A common misconception would be that “RegistrationMamba” simply means substituting a Transformer with Mamba. The literature summarized here indicates a more specific pattern. In each case, the state space component is adapted to the geometry of the registration domain and paired with modules that address domain-specific deficiencies: feature extraction for multi-modal medical volumes (Guo et al., 2024), cross-scan redesign and recursion for 3D volumetric alignment (Wang et al., 2024), disentangled sparse coding and ROI emphasis for RGB–IR plant images (Wen et al., 2024), or spatial serialization plus Transformer refinement for point clouds (Liu et al., 16 Jun 2025). RegistrationMamba follows the same pattern through SS2D scanning, MFA, and MEFL (Wang et al., 6 Jul 2025).

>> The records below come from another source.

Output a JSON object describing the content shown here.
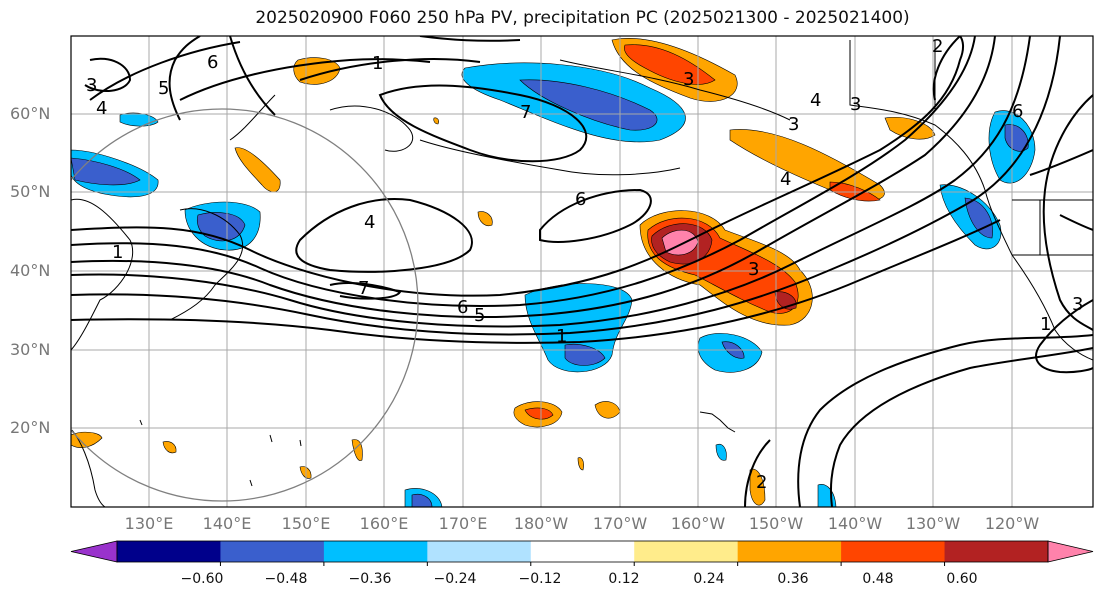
{
  "title": "2025020900 F060 250 hPa PV, precipitation PC (2025021300 - 2025021400)",
  "map": {
    "lat_labels": [
      "60°N",
      "50°N",
      "40°N",
      "30°N",
      "20°N"
    ],
    "lon_labels": [
      "130°E",
      "140°E",
      "150°E",
      "160°E",
      "170°E",
      "180°W",
      "170°W",
      "160°W",
      "150°W",
      "140°W",
      "130°W",
      "120°W"
    ],
    "pv_contour_labels": [
      "1",
      "3",
      "4",
      "5",
      "6",
      "4",
      "6",
      "7",
      "6",
      "5",
      "1",
      "1",
      "3",
      "4",
      "3",
      "2",
      "4",
      "6",
      "3",
      "2",
      "3",
      "3",
      "1",
      "7"
    ]
  },
  "colorbar": {
    "colors": [
      "#9932CC",
      "#00008B",
      "#3A5FCD",
      "#00BFFF",
      "#B0E2FF",
      "#FFFFFF",
      "#FFEC8B",
      "#FFA500",
      "#FF4500",
      "#B22222",
      "#FF82AB"
    ],
    "ticks": [
      "−0.60",
      "−0.48",
      "−0.36",
      "−0.24",
      "−0.12",
      "0.12",
      "0.24",
      "0.36",
      "0.48",
      "0.60"
    ]
  }
}
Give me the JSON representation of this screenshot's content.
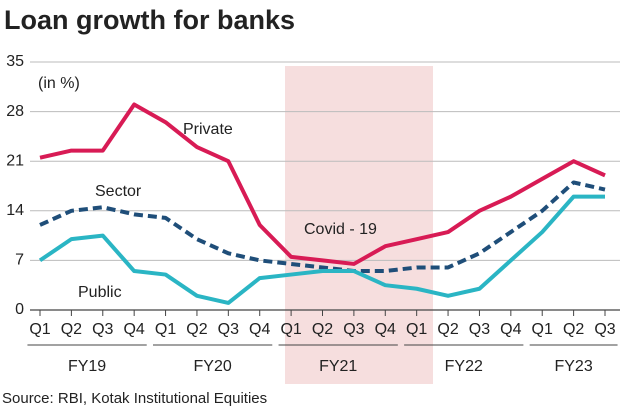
{
  "chart_data": {
    "type": "line",
    "title": "Loan growth for banks",
    "y_label": "(in %)",
    "source": "Source: RBI, Kotak Institutional Equities",
    "annotation": "Covid - 19",
    "categories": [
      "Q1",
      "Q2",
      "Q3",
      "Q4",
      "Q1",
      "Q2",
      "Q3",
      "Q4",
      "Q1",
      "Q2",
      "Q3",
      "Q4",
      "Q1",
      "Q2",
      "Q3",
      "Q4",
      "Q1",
      "Q2",
      "Q3"
    ],
    "groups": [
      "FY19",
      "FY20",
      "FY21",
      "FY22",
      "FY23"
    ],
    "series": [
      {
        "name": "Private",
        "color": "#d81b55",
        "dashed": false,
        "values": [
          21.5,
          22.5,
          22.5,
          29,
          26.5,
          23,
          21,
          12,
          7.5,
          7,
          6.5,
          9,
          10,
          11,
          14,
          16,
          18.5,
          21,
          19
        ]
      },
      {
        "name": "Sector",
        "color": "#1f4e79",
        "dashed": true,
        "values": [
          12,
          14,
          14.5,
          13.5,
          13,
          10,
          8,
          7,
          6.5,
          6,
          5.5,
          5.5,
          6,
          6,
          8,
          11,
          14,
          18,
          17
        ]
      },
      {
        "name": "Public",
        "color": "#2ab5c4",
        "dashed": false,
        "values": [
          7,
          10,
          10.5,
          5.5,
          5,
          2,
          1,
          4.5,
          5,
          5.5,
          5.5,
          3.5,
          3,
          2,
          3,
          7,
          11,
          16,
          16
        ]
      }
    ],
    "ylim": [
      0,
      35
    ],
    "yticks": [
      0,
      7,
      14,
      21,
      28,
      35
    ],
    "grid": true
  }
}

7. Significance, limitations, and research context
RegistrationMamba is significant within cross-modal remote sensing because it addresses both of the paper’s stated failure modes—modality gap and texture scarcity—within a single linear-complexity framework (Wang et al., 6 Jul 2025). The visual state space encoder supplies global dependency modeling, MFA recovers local discriminability, and MEFL enriches features by aggregating transformed image variants through multiple experts (Wang et al., 6 Jul 2025). This architecture is explicitly intended to preserve the computational advantages of Mamba over self-attention while avoiding the locality limitations of pure CNN designs (Wang et al., 6 Jul 2025).

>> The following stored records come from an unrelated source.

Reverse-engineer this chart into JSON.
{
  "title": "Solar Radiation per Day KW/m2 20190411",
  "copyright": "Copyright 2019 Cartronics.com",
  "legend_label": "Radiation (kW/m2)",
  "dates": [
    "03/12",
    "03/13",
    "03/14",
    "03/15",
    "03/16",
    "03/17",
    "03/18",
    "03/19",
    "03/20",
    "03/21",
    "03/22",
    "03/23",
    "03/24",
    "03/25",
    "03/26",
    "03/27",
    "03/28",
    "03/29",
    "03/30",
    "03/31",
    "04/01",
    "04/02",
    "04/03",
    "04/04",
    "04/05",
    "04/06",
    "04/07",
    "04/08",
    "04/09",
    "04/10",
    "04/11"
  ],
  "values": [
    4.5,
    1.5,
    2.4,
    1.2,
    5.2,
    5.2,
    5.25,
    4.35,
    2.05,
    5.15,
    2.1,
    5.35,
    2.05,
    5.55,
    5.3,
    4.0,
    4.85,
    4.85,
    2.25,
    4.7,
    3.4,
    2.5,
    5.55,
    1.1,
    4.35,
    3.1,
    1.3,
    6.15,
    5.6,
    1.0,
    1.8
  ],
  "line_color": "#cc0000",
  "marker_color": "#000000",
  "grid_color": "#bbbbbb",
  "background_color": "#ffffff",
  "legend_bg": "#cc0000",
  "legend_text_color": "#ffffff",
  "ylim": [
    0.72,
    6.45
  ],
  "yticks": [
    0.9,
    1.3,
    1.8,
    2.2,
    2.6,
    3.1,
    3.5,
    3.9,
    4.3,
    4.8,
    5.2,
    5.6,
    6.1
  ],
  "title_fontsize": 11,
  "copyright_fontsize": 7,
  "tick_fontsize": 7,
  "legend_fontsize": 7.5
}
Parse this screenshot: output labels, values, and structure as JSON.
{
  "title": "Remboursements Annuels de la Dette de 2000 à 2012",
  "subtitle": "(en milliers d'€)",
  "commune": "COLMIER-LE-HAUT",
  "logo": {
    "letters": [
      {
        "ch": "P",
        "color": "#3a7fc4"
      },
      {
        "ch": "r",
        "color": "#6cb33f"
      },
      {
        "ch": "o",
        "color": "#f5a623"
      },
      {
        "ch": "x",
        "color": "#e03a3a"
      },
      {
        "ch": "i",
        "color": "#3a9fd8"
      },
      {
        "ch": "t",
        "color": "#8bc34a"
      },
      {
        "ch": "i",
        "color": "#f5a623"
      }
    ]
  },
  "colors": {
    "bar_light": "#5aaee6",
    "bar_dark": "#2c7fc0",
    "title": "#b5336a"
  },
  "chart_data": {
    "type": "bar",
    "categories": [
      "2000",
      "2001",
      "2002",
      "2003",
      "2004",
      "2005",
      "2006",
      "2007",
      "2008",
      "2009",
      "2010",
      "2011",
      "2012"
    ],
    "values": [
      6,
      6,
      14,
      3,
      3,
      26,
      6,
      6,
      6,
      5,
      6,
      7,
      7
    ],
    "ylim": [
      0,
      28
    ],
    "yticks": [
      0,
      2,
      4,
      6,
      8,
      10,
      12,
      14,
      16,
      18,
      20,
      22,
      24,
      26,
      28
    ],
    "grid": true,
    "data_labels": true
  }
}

The paper’s stated limitation is that performance still requires improvement in extremely sparse-texture and highly repetitive-texture scenes (Wang et al., 6 Jul 2025). This is important because those cases are structurally aligned with the motivating difficulties of CRSI registration itself. A plausible implication is that, although global sequence modeling reduces ambiguity, it does not entirely eliminate the need for stronger inductive bias or richer supervision when local evidence is intrinsically weak or repetitive.

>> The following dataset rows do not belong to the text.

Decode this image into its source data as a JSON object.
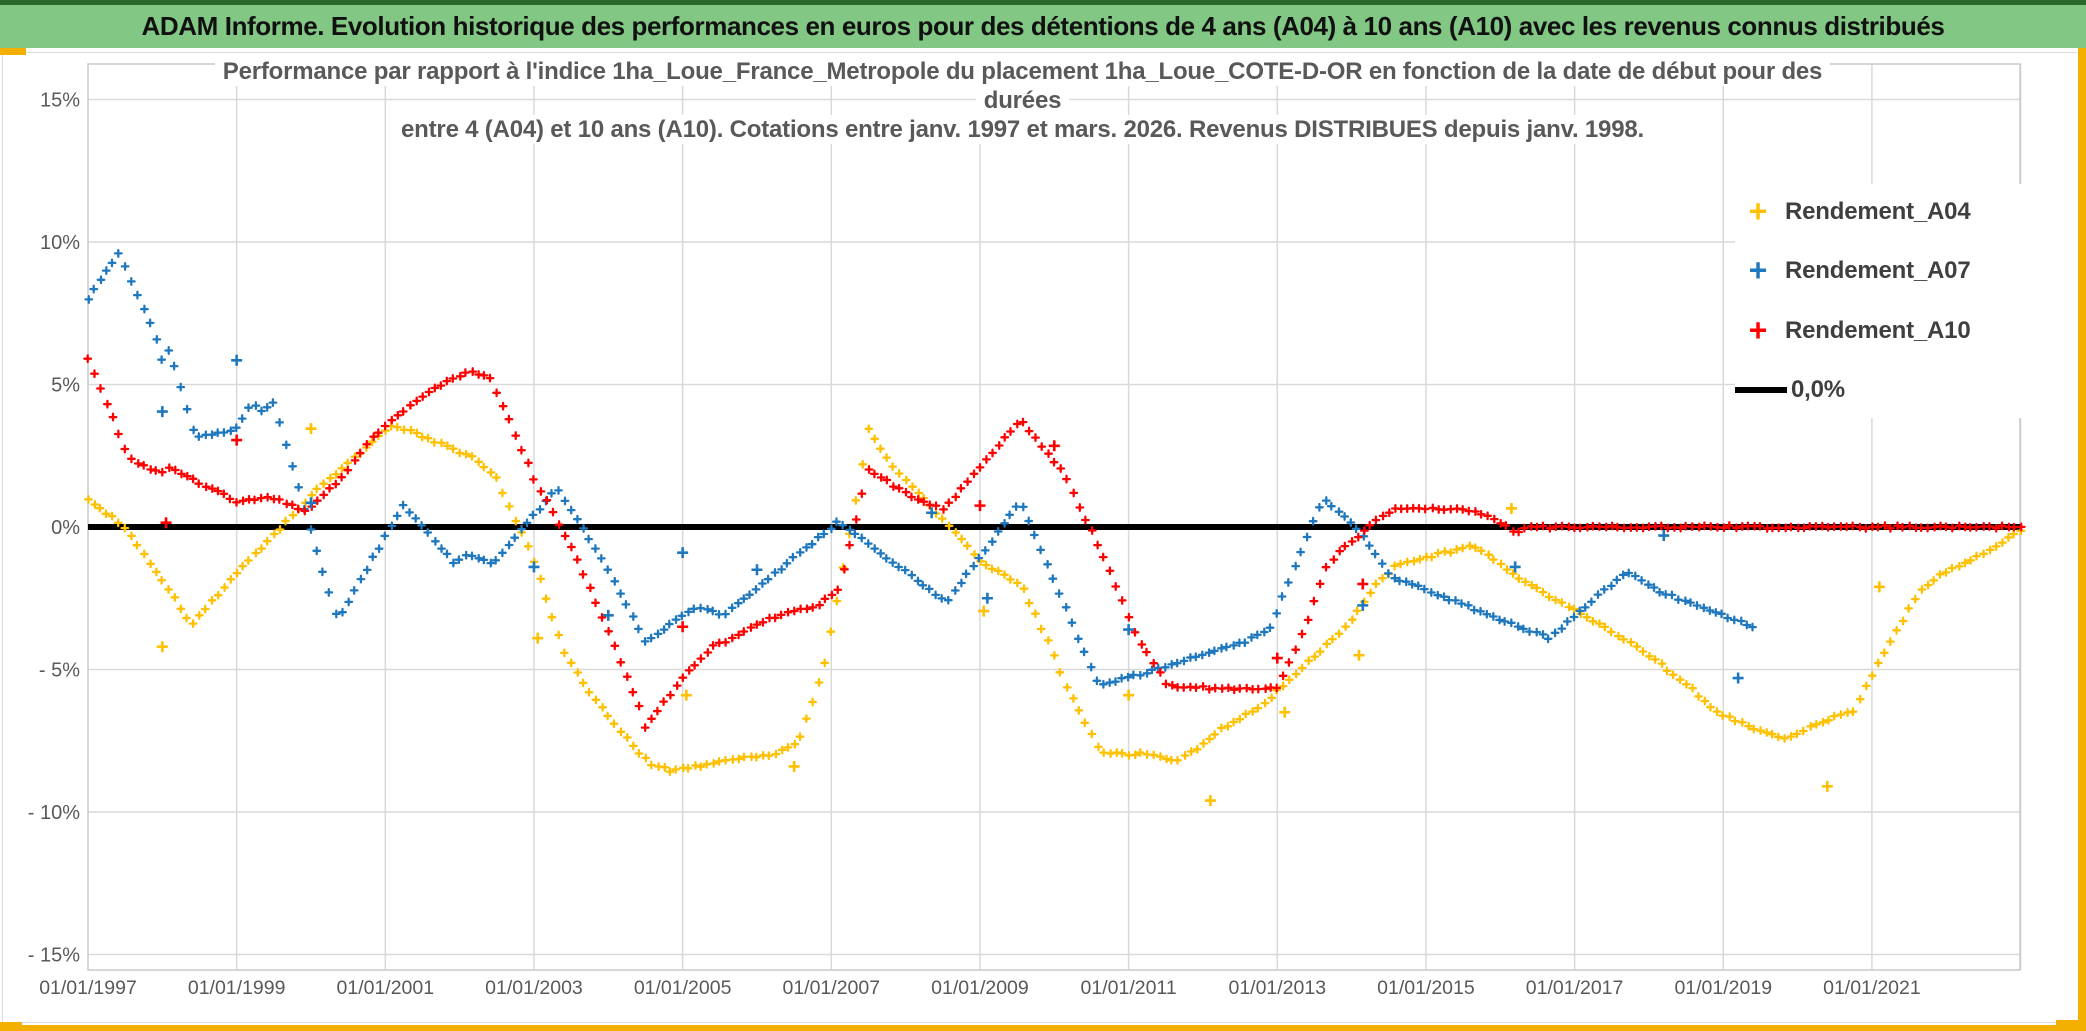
{
  "header": {
    "title": "ADAM Informe. Evolution historique des performances en euros pour des détentions de 4 ans (A04) à 10 ans (A10) avec les revenus connus distribués"
  },
  "colors": {
    "header_bg": "#82C783",
    "header_top_border": "#2B682B",
    "gold_accent": "#F3B000",
    "grid": "#D9D9D9",
    "plot_border": "#C9C9C9",
    "axis_text": "#595959",
    "title_text": "#595959",
    "legend_text": "#3F3F3F",
    "zero_line": "#000000"
  },
  "chart_data": {
    "type": "scatter",
    "title_lines": [
      "Performance par rapport à l'indice 1ha_Loue_France_Metropole  du placement 1ha_Loue_COTE-D-OR en fonction de la date de début pour des",
      "durées",
      "entre 4 (A04) et 10 ans (A10). Cotations entre janv. 1997 et mars. 2026. Revenus DISTRIBUES depuis janv. 1998."
    ],
    "xlabel": "",
    "ylabel": "",
    "x_tick_labels": [
      "01/01/1997",
      "01/01/1999",
      "01/01/2001",
      "01/01/2003",
      "01/01/2005",
      "01/01/2007",
      "01/01/2009",
      "01/01/2011",
      "01/01/2013",
      "01/01/2015",
      "01/01/2017",
      "01/01/2019",
      "01/01/2021"
    ],
    "x_tick_years": [
      1997,
      1999,
      2001,
      2003,
      2005,
      2007,
      2009,
      2011,
      2013,
      2015,
      2017,
      2019,
      2021
    ],
    "x_gridline_years": [
      1999,
      2001,
      2003,
      2005,
      2007,
      2009,
      2011,
      2013,
      2015,
      2017,
      2019,
      2021,
      2023
    ],
    "y_tick_labels": [
      "15%",
      "10%",
      "5%",
      "0%",
      "- 5%",
      "- 10%",
      "- 15%"
    ],
    "y_tick_values": [
      15,
      10,
      5,
      0,
      -5,
      -10,
      -15
    ],
    "xlim_years": [
      1997,
      2023
    ],
    "ylim": [
      -15,
      15
    ],
    "grid": true,
    "legend_position": "right-inside",
    "marker": "plus",
    "sample_step_years": 0.0833,
    "zero_line": {
      "label": "0,0%",
      "value": 0,
      "start_year": 1997.0,
      "end_year": 2023.0
    },
    "series": [
      {
        "name": "Rendement_A04",
        "color": "#FFC000",
        "vertices": [
          [
            1997.0,
            1.0
          ],
          [
            1997.5,
            0.0
          ],
          [
            1998.4,
            -3.4
          ],
          [
            1999.0,
            -1.6
          ],
          [
            1999.6,
            0.0
          ],
          [
            2000.15,
            1.5
          ],
          [
            2001.1,
            3.55
          ],
          [
            2001.5,
            3.2
          ],
          [
            2002.2,
            2.4
          ],
          [
            2002.5,
            1.7
          ],
          [
            2003.0,
            -1.2
          ],
          [
            2003.4,
            -4.3
          ],
          [
            2003.8,
            -6.0
          ],
          [
            2004.25,
            -7.4
          ],
          [
            2004.55,
            -8.3
          ],
          [
            2004.85,
            -8.55
          ],
          [
            2005.4,
            -8.3
          ],
          [
            2005.9,
            -8.05
          ],
          [
            2006.2,
            -8.0
          ],
          [
            2006.55,
            -7.6
          ],
          [
            2006.9,
            -5.0
          ],
          [
            2007.2,
            -1.0
          ],
          [
            2007.5,
            3.4
          ],
          [
            2007.9,
            1.9
          ],
          [
            2008.1,
            1.4
          ],
          [
            2008.6,
            0.0
          ],
          [
            2009.05,
            -1.3
          ],
          [
            2009.55,
            -2.0
          ],
          [
            2009.9,
            -3.9
          ],
          [
            2010.15,
            -5.5
          ],
          [
            2010.4,
            -6.8
          ],
          [
            2010.62,
            -7.9
          ],
          [
            2011.0,
            -8.0
          ],
          [
            2011.2,
            -7.95
          ],
          [
            2011.65,
            -8.25
          ],
          [
            2012.0,
            -7.6
          ],
          [
            2012.3,
            -7.0
          ],
          [
            2012.62,
            -6.55
          ],
          [
            2012.87,
            -6.1
          ],
          [
            2013.2,
            -5.25
          ],
          [
            2013.6,
            -4.3
          ],
          [
            2014.0,
            -3.3
          ],
          [
            2014.3,
            -2.1
          ],
          [
            2014.6,
            -1.35
          ],
          [
            2015.1,
            -1.0
          ],
          [
            2015.65,
            -0.65
          ],
          [
            2016.15,
            -1.6
          ],
          [
            2016.7,
            -2.5
          ],
          [
            2017.2,
            -3.2
          ],
          [
            2017.65,
            -3.9
          ],
          [
            2018.1,
            -4.7
          ],
          [
            2018.55,
            -5.6
          ],
          [
            2018.85,
            -6.4
          ],
          [
            2019.25,
            -6.9
          ],
          [
            2019.85,
            -7.45
          ],
          [
            2020.35,
            -6.8
          ],
          [
            2020.75,
            -6.45
          ],
          [
            2021.1,
            -4.7
          ],
          [
            2021.65,
            -2.2
          ],
          [
            2022.0,
            -1.55
          ],
          [
            2022.4,
            -1.1
          ],
          [
            2022.75,
            -0.5
          ],
          [
            2023.0,
            -0.15
          ]
        ]
      },
      {
        "name": "Rendement_A07",
        "color": "#1F78BE",
        "vertices": [
          [
            1997.0,
            8.0
          ],
          [
            1997.42,
            9.65
          ],
          [
            1997.92,
            6.6
          ],
          [
            1998.0,
            5.9
          ],
          [
            1998.1,
            6.2
          ],
          [
            1998.45,
            3.15
          ],
          [
            1999.0,
            3.45
          ],
          [
            1999.2,
            4.3
          ],
          [
            1999.35,
            4.05
          ],
          [
            1999.5,
            4.4
          ],
          [
            2000.35,
            -3.25
          ],
          [
            2001.25,
            0.8
          ],
          [
            2001.95,
            -1.35
          ],
          [
            2002.05,
            -0.95
          ],
          [
            2002.45,
            -1.3
          ],
          [
            2003.3,
            1.35
          ],
          [
            2003.85,
            -0.8
          ],
          [
            2004.5,
            -4.0
          ],
          [
            2005.2,
            -2.8
          ],
          [
            2005.55,
            -3.1
          ],
          [
            2007.1,
            0.2
          ],
          [
            2008.55,
            -2.65
          ],
          [
            2009.55,
            0.9
          ],
          [
            2010.6,
            -5.6
          ],
          [
            2012.6,
            -4.0
          ],
          [
            2012.9,
            -3.55
          ],
          [
            2013.62,
            1.0
          ],
          [
            2014.1,
            -0.1
          ],
          [
            2014.5,
            -1.7
          ],
          [
            2015.0,
            -2.2
          ],
          [
            2016.65,
            -3.9
          ],
          [
            2017.7,
            -1.55
          ],
          [
            2018.1,
            -2.2
          ],
          [
            2019.4,
            -3.5
          ]
        ]
      },
      {
        "name": "Rendement_A10",
        "color": "#FF0000",
        "vertices": [
          [
            1997.0,
            5.9
          ],
          [
            1997.55,
            2.45
          ],
          [
            1997.7,
            2.2
          ],
          [
            1998.0,
            1.9
          ],
          [
            1998.05,
            2.15
          ],
          [
            1999.05,
            0.85
          ],
          [
            1999.4,
            1.1
          ],
          [
            1999.95,
            0.55
          ],
          [
            2000.4,
            1.7
          ],
          [
            2000.85,
            3.2
          ],
          [
            2001.3,
            4.2
          ],
          [
            2001.8,
            5.1
          ],
          [
            2002.1,
            5.45
          ],
          [
            2002.4,
            5.3
          ],
          [
            2002.5,
            4.75
          ],
          [
            2003.0,
            1.7
          ],
          [
            2003.6,
            -1.2
          ],
          [
            2004.45,
            -6.5
          ],
          [
            2004.5,
            -7.0
          ],
          [
            2005.05,
            -5.1
          ],
          [
            2005.45,
            -4.1
          ],
          [
            2005.6,
            -4.0
          ],
          [
            2006.1,
            -3.3
          ],
          [
            2006.5,
            -2.9
          ],
          [
            2006.8,
            -2.8
          ],
          [
            2007.1,
            -2.2
          ],
          [
            2007.5,
            2.0
          ],
          [
            2008.0,
            1.2
          ],
          [
            2008.5,
            0.6
          ],
          [
            2009.55,
            3.75
          ],
          [
            2010.1,
            2.0
          ],
          [
            2010.3,
            0.9
          ],
          [
            2010.75,
            -1.5
          ],
          [
            2011.1,
            -3.8
          ],
          [
            2011.5,
            -5.5
          ],
          [
            2011.65,
            -5.6
          ],
          [
            2012.1,
            -5.65
          ],
          [
            2012.55,
            -5.7
          ],
          [
            2013.0,
            -5.65
          ],
          [
            2013.35,
            -3.7
          ],
          [
            2013.65,
            -1.5
          ],
          [
            2013.85,
            -0.8
          ],
          [
            2014.1,
            -0.3
          ],
          [
            2014.3,
            0.2
          ],
          [
            2014.6,
            0.65
          ],
          [
            2015.65,
            0.6
          ],
          [
            2015.95,
            0.25
          ],
          [
            2016.1,
            0.0
          ],
          [
            2016.2,
            -0.2
          ],
          [
            2016.4,
            0.0
          ],
          [
            2023.0,
            0.0
          ]
        ]
      }
    ],
    "outliers": [
      {
        "series": "Rendement_A04",
        "year": 1998.0,
        "pct": -4.2
      },
      {
        "series": "Rendement_A04",
        "year": 2000.0,
        "pct": 3.45
      },
      {
        "series": "Rendement_A04",
        "year": 2003.05,
        "pct": -3.9
      },
      {
        "series": "Rendement_A04",
        "year": 2005.05,
        "pct": -5.9
      },
      {
        "series": "Rendement_A04",
        "year": 2006.5,
        "pct": -8.4
      },
      {
        "series": "Rendement_A04",
        "year": 2009.05,
        "pct": -2.95
      },
      {
        "series": "Rendement_A04",
        "year": 2011.0,
        "pct": -5.9
      },
      {
        "series": "Rendement_A04",
        "year": 2012.1,
        "pct": -9.6
      },
      {
        "series": "Rendement_A04",
        "year": 2013.1,
        "pct": -6.5
      },
      {
        "series": "Rendement_A04",
        "year": 2014.1,
        "pct": -4.5
      },
      {
        "series": "Rendement_A04",
        "year": 2016.15,
        "pct": 0.65
      },
      {
        "series": "Rendement_A04",
        "year": 2020.4,
        "pct": -9.1
      },
      {
        "series": "Rendement_A04",
        "year": 2021.1,
        "pct": -2.1
      },
      {
        "series": "Rendement_A07",
        "year": 1998.0,
        "pct": 4.05
      },
      {
        "series": "Rendement_A07",
        "year": 1999.0,
        "pct": 5.85
      },
      {
        "series": "Rendement_A07",
        "year": 2000.0,
        "pct": 0.85
      },
      {
        "series": "Rendement_A07",
        "year": 2003.0,
        "pct": -1.4
      },
      {
        "series": "Rendement_A07",
        "year": 2004.0,
        "pct": -3.1
      },
      {
        "series": "Rendement_A07",
        "year": 2005.0,
        "pct": -0.9
      },
      {
        "series": "Rendement_A07",
        "year": 2006.0,
        "pct": -1.5
      },
      {
        "series": "Rendement_A07",
        "year": 2008.35,
        "pct": 0.5
      },
      {
        "series": "Rendement_A07",
        "year": 2009.1,
        "pct": -2.5
      },
      {
        "series": "Rendement_A07",
        "year": 2011.0,
        "pct": -3.6
      },
      {
        "series": "Rendement_A07",
        "year": 2014.15,
        "pct": -2.75
      },
      {
        "series": "Rendement_A07",
        "year": 2016.2,
        "pct": -1.4
      },
      {
        "series": "Rendement_A07",
        "year": 2018.2,
        "pct": -0.3
      },
      {
        "series": "Rendement_A07",
        "year": 2019.2,
        "pct": -5.3
      },
      {
        "series": "Rendement_A10",
        "year": 1998.05,
        "pct": 0.15
      },
      {
        "series": "Rendement_A10",
        "year": 1999.0,
        "pct": 3.05
      },
      {
        "series": "Rendement_A10",
        "year": 2005.0,
        "pct": -3.5
      },
      {
        "series": "Rendement_A10",
        "year": 2009.0,
        "pct": 0.75
      },
      {
        "series": "Rendement_A10",
        "year": 2010.0,
        "pct": 2.85
      },
      {
        "series": "Rendement_A10",
        "year": 2013.0,
        "pct": -4.6
      },
      {
        "series": "Rendement_A10",
        "year": 2014.15,
        "pct": -2.0
      }
    ]
  }
}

Within the wider literature, RegistrationMamba exemplifies an ongoing shift from attention-centric registration backbones toward state space alternatives that aim to retain global reasoning while improving scaling behavior. MambaMorph frames this in terms of deformable MR–CT registration and efficient long-range spatial correspondence modeling in 3D volumes (Guo et al., 2024). VMambaMorph extends the idea to visual state space cross-scan modules and recursive refinement (Wang et al., 2024). MambaReg emphasizes interpretability through disentanglement of modality-independent and modality-dependent features (Wen et al., 2024). MT-PCR shows that when the underlying data are unordered, a registration-capable Mamba architecture may require explicit geometric serialization before selective scanning becomes effective (Liu et al., 16 Jun 2025). RegistrationMamba contributes the remote-sensing counterpart of this trajectory: a cross-modal, optical–SAR registration system centered on multi-directional selective scanning, multi-level local aggregation, and multi-expert augmentation-aware feature fusion (Wang et al., 6 Jul 2025).